In Defense of QT’s Casting Rumors/News
As more and more news leaks out about Quentin Tarantino’s newest film Inglorious Bastards, the internet has been abuzz with reported casting news/rumors. Most have been outraged rabid fans confused by his choices. Eli Roth? B.J. Novak? Oh, and there is that one Britney Spears rumor in his Faster Pussycat! Kill! Kill! remake.
My question: Why all the fuss people?
- This is Quentin Tarantino we are talking about.
- Inglorious Bastards, as cool as it sounds, is basically just a trashier version of The Dirty Dozen.
- Tarantino has always made strange casting choices. Most have worked.
When the Eli Roth casting news came out a few days ago most bloggers were flabbergasted. Thinking, c’mon, this guy’s just casting his buddies now.
But I for one am pro-Eli Roth in Inglorious Bastards. For one, Roth is charismatic as hell. He proved in Death Proof he could handle Tarantino’s dialogue like a seasoned pro. Not to mention the fact that his geeky charms almost allow him the ability to steal a scene with his mouth closed. And he’s as big a film geek as Tarantino, they’ll probably have a blast on the set, drinking beers and having deep conversations about the pleasures of grindhouse flicks. Roth will make the set a fun place to work, especially because this is supposed to be a WWII epic, and he should help to keep Tarantino mostly focused. If we want to see this movie next year, Roth is a plus on the set.
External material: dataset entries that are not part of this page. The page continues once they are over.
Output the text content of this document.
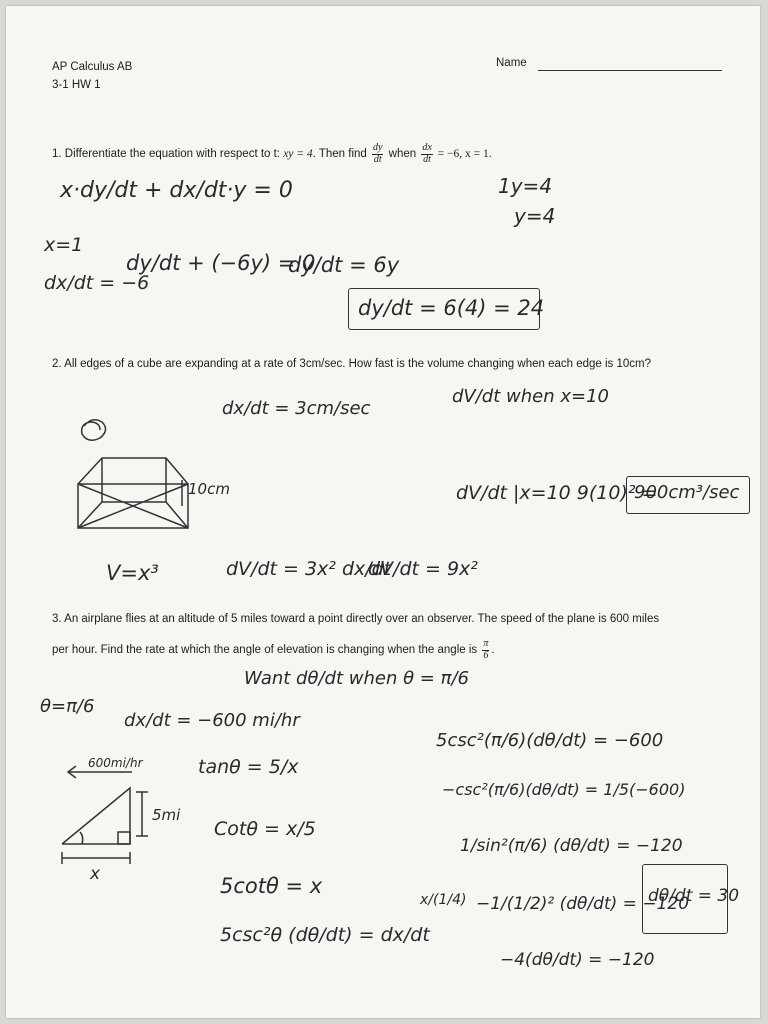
AP Calculus AB
3-1 HW 1
Name
1. Differentiate the equation with respect to t: xy = 4. Then find $\frac{dy}{dt}$ when $\frac{dx}{dt} = -6$, x = 1.
x·dy/dt + dx/dt·y = 0
x=1
dx/dt = −6
dy/dt + (−6y) = 0
dy/dt = 6y
1y=4
y=4
dy/dt = 6(4) = 24
2. All edges of a cube are expanding at a rate of 3cm/sec. How fast is the volume changing when each edge is 10cm?
dx/dt = 3cm/sec
dV/dt when x=10
10cm
V=x³	dV/dt = 3x² dx/dt
dV/dt = 9x²
dV/dt |x=10 9(10)² =
900cm³/sec
3. An airplane flies at an altitude of 5 miles toward a point directly over an observer. The speed of the plane is 600 miles
per hour. Find the rate at which the angle of elevation is changing when the angle is $\frac{\pi}{6}$ .
Want dθ/dt when θ = π/6
θ=π/6
dx/dt = −600 mi/hr
600mi/hr
5mi
x
tanθ = 5/x
Cotθ = x/5
5cotθ = x
5csc²θ (dθ/dt) = dx/dt
5csc²(π/6)(dθ/dt) = −600
−csc²(π/6)(dθ/dt) = 1/5(−600)
1/sin²(π/6) (dθ/dt) = −120
x/(1/4) −1/(1/2)² (dθ/dt) = −120
−4(dθ/dt) = −120
dθ/dt = 30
Next, it was announced that B.J. Novak is in talks to play PFC Utivich. Again, all for it. It is a bizarre choice. Novak is primarily a comedian, who plays a small part on the American Office. But he has a darker quality to him. Even with his pretty boy looks and bug eyes, I think he could bring surprising depth to what I am suspecting is a comic relief role.
As far as Inglorious Bastards goes, it hasn’t even started filming yet. Let’s give the guy (Tarantino) a break. Like I mentioned before, he tends to surprise with his offbeat casting. Kurt Russell! John Travolta! Pam Grier! Robert Forester! Lucy Liu! Sydney Poitier!
He’s also a guy who’s become pulpier and pulpier throughout his career. He went from his breakout hit, Pulp Fiction, considered to be one of the greatest films of all time, to blaxplotation love-letter, Jackie Brown. And he followed both of those up with the insane genre-bending Kill Bill and his grindhouse valentine Death Proof.
All have been shockingly diverse and a lot of fun. They are also tending to be more and more like the movies he grew up idolizing. I am also betting he is starting to show us the movies he really wants to make.
Finally, I think I like him more for it. He has an affinity for cinema that he wants to share with the world, something I think is greatly lacking from 85 percent of the films coming out these days. Let’s give the guy the benefit of the doubt until we have actually seen the movie.
As for Britney Spears being in his Faster Pussycat! Kill! Kill! remake . . . . Seriously? People are upset by this? This is a remake of a smutty Russ Meyer picture. It may be a cult classic, but that doesn’t mean it’s a good movie.
Casting Spears is probably more in the spirit of the picture than casting some A-lister hottie. She can’t act, but she’ll have a helluva lot of fun. And the worse she is, well, the more fun the audience will have at her expense. But that movie isn’t even close to getting made yet, so let’s stop complaining and just go with it.
Update: Spears and Tarantino have denied this casting. And Tarantino denied this movie was even going to get made in March. So good job to us for paying attention.